Social media can be an asset in your job search.  It can help you network with potential co-workers and research employers.  But job seekers are not the only people spending time on social. According to a 2018 CareerBuilder survey, 70 percent of employers use social media to research potential employees.  In addition, 57 percent of employers found content that caused them not to hire a candidate.  How do your social profiles look?

If you are job hunting, your first stop is to make sure your LinkedIn profile is up-to-date.  List all your positions and a few key responsibilities or successes you had while in those roles.   According to LinkedIn, profiles with photos get 21x more views.  If you chose to include a photo, your photo should be a headshot with eye contact and a smile.  Avoid having items like sunglasses or other people in your pic.

Next up on LinkedIn, go to the upper right-hand corner and select Edit URL. Personalize your URL to be your name, removing the additional characters that is assigned to you. For example, a LinkedIn URL of www.linkedin.com/in/john-smith will make it easier for employers to find you.  While you are at it, make sure your settings reflect that you are open to opportunities and recruiters contacting you.  To do this, go to Account – Settings & Privacy and scroll down to “Job Seeking Preferences”.

For social media sites like Facebook and Twitter, in general it is a good idea to think before you post.  For Facebook, since chances are you might have had your account for a while, check your settings of who can see what posts from both the past and present.  Facebook has a handy guide with simple steps to follow to limit past posts.  You can also turn off search engine indexing in your privacy settings, which helps prevent old posts from resurfacing.

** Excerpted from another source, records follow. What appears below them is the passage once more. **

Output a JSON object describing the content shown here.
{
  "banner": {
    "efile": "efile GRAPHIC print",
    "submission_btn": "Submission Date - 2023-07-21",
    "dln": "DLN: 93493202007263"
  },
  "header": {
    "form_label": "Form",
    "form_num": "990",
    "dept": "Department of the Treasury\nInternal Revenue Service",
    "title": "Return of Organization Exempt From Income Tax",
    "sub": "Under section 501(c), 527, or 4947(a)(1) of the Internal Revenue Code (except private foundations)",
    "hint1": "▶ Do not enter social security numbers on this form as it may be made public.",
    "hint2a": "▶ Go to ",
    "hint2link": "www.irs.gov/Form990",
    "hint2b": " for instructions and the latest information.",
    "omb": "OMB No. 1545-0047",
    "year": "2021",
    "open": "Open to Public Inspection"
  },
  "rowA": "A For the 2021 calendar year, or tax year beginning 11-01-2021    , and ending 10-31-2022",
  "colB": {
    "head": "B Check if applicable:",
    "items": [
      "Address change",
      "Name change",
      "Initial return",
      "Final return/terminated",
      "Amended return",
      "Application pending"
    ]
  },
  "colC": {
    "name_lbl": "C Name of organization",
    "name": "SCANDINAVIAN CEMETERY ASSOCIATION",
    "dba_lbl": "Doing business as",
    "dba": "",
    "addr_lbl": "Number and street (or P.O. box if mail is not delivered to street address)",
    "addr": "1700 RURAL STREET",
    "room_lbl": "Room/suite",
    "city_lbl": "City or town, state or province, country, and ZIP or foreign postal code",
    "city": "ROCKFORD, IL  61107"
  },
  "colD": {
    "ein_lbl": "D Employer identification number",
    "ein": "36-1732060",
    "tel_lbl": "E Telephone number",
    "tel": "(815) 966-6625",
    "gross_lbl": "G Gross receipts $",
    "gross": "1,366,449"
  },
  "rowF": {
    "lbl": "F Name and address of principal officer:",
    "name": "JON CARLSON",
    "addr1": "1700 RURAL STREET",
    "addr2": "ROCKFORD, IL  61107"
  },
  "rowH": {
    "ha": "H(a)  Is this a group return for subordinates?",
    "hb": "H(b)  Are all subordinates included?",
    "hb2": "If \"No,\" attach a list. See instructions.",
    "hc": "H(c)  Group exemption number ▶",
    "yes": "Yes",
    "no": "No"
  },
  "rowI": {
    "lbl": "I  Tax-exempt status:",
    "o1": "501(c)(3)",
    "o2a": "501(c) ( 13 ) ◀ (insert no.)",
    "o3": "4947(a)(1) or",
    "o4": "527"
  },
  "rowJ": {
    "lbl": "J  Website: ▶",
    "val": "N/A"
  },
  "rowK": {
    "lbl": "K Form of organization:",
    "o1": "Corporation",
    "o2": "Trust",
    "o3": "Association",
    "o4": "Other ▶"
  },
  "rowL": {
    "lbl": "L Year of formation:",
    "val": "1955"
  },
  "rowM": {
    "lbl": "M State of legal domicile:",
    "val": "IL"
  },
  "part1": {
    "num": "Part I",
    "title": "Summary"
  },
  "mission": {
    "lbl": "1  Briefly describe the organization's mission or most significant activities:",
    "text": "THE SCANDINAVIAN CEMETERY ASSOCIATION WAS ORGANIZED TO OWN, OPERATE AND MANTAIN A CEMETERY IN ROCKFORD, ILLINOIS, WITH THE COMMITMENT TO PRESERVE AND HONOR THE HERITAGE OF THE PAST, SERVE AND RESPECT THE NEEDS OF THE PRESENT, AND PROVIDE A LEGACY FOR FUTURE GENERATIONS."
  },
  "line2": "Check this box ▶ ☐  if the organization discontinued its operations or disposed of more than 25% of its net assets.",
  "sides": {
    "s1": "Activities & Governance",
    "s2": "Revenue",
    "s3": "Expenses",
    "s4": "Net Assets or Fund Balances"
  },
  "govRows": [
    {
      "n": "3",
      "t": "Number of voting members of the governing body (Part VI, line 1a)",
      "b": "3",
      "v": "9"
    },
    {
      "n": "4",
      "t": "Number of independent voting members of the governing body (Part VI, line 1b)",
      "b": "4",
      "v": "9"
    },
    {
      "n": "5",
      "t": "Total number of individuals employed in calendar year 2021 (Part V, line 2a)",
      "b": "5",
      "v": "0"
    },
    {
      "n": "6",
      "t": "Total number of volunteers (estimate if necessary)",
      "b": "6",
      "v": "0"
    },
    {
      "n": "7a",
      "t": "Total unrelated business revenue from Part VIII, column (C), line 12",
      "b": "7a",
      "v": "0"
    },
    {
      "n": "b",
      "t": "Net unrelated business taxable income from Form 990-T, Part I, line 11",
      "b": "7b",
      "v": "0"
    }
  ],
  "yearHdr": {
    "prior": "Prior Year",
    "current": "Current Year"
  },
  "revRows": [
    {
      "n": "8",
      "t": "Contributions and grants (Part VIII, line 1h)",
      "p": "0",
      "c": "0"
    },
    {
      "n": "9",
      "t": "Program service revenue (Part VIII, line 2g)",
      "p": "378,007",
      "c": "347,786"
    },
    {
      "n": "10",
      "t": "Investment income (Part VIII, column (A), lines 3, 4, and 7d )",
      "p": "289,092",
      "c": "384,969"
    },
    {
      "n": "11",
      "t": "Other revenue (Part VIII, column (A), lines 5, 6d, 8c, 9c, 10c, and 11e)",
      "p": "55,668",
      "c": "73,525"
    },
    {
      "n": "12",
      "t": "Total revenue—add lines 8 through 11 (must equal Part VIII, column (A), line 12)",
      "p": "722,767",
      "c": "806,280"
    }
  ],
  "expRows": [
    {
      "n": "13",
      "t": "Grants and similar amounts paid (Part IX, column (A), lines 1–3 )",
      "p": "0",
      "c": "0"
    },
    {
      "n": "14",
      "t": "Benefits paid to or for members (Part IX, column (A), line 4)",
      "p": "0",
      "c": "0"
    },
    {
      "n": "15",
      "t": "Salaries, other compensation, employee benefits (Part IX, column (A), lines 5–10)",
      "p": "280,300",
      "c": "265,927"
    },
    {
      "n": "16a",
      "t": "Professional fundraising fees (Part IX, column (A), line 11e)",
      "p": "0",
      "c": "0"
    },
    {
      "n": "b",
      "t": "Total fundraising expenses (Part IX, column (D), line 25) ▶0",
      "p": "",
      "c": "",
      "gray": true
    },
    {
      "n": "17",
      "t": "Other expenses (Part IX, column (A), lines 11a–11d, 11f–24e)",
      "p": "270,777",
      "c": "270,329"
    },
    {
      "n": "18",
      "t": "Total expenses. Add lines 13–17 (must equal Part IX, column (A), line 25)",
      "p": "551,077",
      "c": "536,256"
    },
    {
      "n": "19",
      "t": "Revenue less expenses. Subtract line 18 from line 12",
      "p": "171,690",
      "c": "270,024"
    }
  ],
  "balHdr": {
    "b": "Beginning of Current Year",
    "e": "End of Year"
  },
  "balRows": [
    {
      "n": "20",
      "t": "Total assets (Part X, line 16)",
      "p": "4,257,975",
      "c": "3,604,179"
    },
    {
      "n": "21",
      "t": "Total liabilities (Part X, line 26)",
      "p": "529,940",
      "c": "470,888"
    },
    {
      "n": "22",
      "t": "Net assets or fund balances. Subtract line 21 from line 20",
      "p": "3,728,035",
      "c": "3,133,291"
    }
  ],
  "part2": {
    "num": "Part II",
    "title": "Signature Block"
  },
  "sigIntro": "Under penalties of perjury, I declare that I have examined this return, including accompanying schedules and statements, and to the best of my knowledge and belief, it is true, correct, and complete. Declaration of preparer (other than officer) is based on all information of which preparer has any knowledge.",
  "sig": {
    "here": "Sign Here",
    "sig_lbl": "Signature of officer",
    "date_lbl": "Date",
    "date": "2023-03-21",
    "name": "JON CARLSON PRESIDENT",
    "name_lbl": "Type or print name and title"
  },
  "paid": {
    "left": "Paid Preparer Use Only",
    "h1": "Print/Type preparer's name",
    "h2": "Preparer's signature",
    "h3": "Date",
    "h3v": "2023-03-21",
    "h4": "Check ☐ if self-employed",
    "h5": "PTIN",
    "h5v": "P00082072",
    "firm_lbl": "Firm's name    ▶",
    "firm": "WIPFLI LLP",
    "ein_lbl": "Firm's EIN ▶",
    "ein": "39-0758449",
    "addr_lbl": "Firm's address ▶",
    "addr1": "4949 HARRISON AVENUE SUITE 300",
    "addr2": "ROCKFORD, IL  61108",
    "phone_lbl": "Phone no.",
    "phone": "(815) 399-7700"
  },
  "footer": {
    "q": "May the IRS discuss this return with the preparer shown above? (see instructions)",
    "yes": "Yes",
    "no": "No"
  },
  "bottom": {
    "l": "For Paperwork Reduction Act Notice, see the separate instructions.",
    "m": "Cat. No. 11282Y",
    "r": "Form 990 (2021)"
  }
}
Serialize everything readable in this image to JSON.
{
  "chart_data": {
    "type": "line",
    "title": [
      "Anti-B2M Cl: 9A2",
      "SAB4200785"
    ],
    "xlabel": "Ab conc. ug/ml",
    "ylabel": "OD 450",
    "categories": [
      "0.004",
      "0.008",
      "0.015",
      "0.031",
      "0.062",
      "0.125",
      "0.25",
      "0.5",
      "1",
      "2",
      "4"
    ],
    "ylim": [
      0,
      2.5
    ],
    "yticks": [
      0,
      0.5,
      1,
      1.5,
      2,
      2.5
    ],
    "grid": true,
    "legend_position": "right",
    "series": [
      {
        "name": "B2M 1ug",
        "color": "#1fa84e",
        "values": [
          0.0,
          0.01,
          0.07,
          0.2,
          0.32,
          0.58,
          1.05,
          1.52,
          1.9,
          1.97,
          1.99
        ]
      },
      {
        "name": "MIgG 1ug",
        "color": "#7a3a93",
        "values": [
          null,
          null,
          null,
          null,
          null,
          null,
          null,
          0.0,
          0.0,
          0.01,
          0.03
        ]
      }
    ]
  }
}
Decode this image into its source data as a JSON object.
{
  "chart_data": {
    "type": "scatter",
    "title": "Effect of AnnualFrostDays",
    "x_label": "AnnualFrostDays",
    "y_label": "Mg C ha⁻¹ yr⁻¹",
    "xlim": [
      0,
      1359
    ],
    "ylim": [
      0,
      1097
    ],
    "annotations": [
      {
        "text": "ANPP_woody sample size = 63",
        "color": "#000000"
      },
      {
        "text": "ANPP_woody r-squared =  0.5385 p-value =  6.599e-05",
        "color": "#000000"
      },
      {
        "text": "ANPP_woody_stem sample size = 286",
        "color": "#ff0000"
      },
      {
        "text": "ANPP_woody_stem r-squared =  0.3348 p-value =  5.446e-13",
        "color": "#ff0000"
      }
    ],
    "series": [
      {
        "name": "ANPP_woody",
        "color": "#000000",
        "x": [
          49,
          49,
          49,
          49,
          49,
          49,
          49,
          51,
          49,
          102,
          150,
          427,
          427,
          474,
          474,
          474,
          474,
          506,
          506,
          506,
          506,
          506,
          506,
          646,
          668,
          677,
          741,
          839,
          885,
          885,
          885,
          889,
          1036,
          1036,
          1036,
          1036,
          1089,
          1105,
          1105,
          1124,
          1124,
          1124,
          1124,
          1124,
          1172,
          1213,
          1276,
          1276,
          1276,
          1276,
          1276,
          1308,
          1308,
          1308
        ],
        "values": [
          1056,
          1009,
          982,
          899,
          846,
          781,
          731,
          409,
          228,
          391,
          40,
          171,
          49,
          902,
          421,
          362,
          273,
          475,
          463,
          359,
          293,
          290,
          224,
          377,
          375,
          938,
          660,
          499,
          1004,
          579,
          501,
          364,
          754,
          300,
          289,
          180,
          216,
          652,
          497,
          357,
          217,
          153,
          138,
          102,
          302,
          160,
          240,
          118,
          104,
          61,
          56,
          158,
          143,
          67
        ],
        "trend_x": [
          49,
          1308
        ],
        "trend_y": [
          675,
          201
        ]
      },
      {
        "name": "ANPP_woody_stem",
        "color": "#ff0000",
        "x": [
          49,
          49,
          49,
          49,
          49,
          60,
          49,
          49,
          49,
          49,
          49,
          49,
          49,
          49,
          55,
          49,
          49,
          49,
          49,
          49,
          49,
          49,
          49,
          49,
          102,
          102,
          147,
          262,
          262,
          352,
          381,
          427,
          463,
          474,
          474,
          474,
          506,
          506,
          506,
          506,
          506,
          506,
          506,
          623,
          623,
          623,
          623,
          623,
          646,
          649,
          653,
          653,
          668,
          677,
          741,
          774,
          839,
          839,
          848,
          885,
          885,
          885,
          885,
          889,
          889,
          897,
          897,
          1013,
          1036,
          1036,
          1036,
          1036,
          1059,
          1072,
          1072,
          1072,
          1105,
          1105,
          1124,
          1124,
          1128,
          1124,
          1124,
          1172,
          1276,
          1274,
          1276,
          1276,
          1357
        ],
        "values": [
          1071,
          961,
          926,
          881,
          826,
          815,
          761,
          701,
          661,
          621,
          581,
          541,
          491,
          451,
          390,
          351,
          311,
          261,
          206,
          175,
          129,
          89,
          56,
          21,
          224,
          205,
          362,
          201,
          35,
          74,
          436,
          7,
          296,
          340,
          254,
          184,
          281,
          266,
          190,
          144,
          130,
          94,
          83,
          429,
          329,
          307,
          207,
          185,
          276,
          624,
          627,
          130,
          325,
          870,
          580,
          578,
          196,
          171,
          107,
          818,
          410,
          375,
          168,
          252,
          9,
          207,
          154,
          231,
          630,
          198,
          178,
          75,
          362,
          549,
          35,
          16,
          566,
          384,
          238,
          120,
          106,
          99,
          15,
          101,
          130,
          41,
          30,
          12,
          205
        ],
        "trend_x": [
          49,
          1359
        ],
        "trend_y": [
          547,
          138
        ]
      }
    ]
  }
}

For Twitter and Instagram, if you think some content may not appeal to all employers, you can make your account private.  By doing this, you will have to approve all new followers on your accounts. Your current followers would not be impacted by that switch on either platform.

On any platform, if you think there are any potential red flags, you could clean your social media by deleting the post from any or all platforms.  Types of posts to be aware of include:

  • Negative posts about co-workers or employers
  • Photos showing you partying it up from the weekend
  • Posts with significantly bad grammar
  • See what Business News Daily says to avoid on your profile here.

Overall, your social media profiles are your online reputation and it is your choice how to handle them. And depending on what type of position you are interested in, being active on social media might help you land the job.  But with three-fourths of employers checking online profiles, you want to put your best foot forward – in person and online!